ウレタン・シート・アスファルト等を分けて採算を見る
ウレタン、シート、アスファルト、FRP、シーリング、止水では、材料比率、必要技能、工期、保証条件が異なります。工法、建物用途、元請・下請別に完成工事高と粗利を並べます。
マンション大規模修繕、ビル・工場、官公庁、戸建てでは改修周期と受注経路が違うため、単年度の大型案件と繰り返し需要を区別します。
- 工法・建物用途・顧客階層別の件数と粗利
- 未成工事、受注残、材料発注、入金予定
- 定期改修の履歴と次回提案時期
職長・施工管理・外注班の継続性を確かめる
下地診断、配合、膜厚・重ね幅、端部処理、施工環境の判断を誰が行うかを工程別に確認します。

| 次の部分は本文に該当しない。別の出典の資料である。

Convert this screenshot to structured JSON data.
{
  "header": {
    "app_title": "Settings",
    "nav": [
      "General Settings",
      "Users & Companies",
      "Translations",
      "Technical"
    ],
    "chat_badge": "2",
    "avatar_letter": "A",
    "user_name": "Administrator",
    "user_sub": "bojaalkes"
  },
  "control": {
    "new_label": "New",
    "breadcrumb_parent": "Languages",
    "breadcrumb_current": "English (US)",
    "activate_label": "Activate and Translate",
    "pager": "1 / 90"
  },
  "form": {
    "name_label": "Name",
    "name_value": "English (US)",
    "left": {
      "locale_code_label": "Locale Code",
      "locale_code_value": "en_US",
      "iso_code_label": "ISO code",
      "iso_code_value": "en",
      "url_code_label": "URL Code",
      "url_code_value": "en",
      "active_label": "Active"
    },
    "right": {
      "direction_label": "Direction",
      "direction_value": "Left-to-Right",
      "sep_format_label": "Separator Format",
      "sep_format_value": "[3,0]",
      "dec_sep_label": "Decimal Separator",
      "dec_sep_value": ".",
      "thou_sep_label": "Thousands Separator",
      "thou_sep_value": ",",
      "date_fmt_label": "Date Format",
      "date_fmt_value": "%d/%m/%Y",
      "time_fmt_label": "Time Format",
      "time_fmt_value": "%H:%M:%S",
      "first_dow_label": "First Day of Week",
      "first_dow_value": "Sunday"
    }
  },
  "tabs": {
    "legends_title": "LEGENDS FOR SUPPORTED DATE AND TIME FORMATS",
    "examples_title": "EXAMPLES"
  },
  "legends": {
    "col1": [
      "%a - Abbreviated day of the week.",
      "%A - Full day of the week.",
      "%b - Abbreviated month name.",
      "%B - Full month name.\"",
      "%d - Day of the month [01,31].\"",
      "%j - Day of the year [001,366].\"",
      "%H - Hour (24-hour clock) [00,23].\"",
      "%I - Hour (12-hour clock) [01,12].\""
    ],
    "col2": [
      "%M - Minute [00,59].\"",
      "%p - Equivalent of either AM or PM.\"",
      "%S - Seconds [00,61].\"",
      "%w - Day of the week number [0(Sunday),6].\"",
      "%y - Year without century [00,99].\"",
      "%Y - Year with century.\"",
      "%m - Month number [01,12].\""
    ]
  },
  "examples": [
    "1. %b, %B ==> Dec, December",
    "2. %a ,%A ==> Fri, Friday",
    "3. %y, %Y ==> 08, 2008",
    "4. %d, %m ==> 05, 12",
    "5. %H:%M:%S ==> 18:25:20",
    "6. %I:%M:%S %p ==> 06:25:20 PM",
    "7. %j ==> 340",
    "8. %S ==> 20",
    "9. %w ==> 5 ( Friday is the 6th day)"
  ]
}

社員だけでなく、各工法を担う外注班の稼働条件と継続意向も重要です。
メーカー認定、材料指定、共同保証などは、会社の譲渡後も同条件で継続できるとは限りません。契約書と認定元の手続を確認し、名義変更や再審査の要否を整理します。
- 工法別の職長・施工管理者・施工班
- 認定証、研修履歴、材料メーカーとの契約
- 外注単価、支払条件、繁忙期の施工能力
下地・材料ロット・工程写真を保証台帳につなぐ
漏水原因は施工だけでなく、下地や取り合い、他工種にある場合もあります。下地診断、含水状態、天候、材料ロット、各工程の写真を案件番号でひも付けます。
保証残、漏水再訪、手直し、事故、クレームは件数の多少ではなく、未解決債務と再発傾向を確認します。見えにくい負担を先に開示できれば、条件交渉の不確実性を減らせます。
- 現調記録、施工仕様、材料ロット、工程・完工写真
- 保証書、再訪履歴、原因分析、負担額
- 賠償責任保険、労災、安全記録
長期工事の進捗・請求・入金を一致させる
元請、一次下請、二次下請で契約責任と回収期間が異なります。長期工事は受注金額だけでなく、出来高、材料先行支出、請求済額、入金予定を同じ表で管理します。
大口顧客への集中、相殺、保留金、追加工事の未合意がある場合は、正常な運転資金と一過性の資金負担を分けて説明します。
- 契約書、注文書、変更指示、追加工事合意
- 案件別原価、進行基準、未収・未払
- 顧客別売上比率と取引継続の確認
施工能力・顧客周期・工法補完で候補を選ぶ
同業は工法や施工班の補完、修繕会社は大規模改修の受注力、建設会社は防水工程の内製化を評価します。メーカー認定と人員が維持できるかを候補先ごとに確認します。
成約後の現場混乱を防ぐため、職長の処遇、外注班への説明、保証窓口、進行中工事の責任分担を最終契約までに明確にします。
防水工事会社の譲渡で確認されること
保証期間中の現場が多くても譲渡できますか?
可能ですが、案件ごとの保証条件、過去の再訪、将来見込む対応費を整理し、誰が窓口と費用を負担するかを契約で定めます。
外注班中心の会社は評価されにくいですか?
一概にはいえません。継続的な取引、工法別の施工能力、品質管理、代替班の有無が確認できれば運営体制として説明できます。
メーカー認定はそのまま引き継げますか?
認定制度や取引契約ごとに異なります。早い段階で規約を確認し、必要に応じて認定元へ名義変更・再審査の手順を照会します。
工法別台帳と保証台帳から防水事業を可視化する
工法別の採算、施工班、認定、保証残を一つの案件台帳へまとめると、譲渡後に継続できる収益と引き受ける責任を同時に検討できます。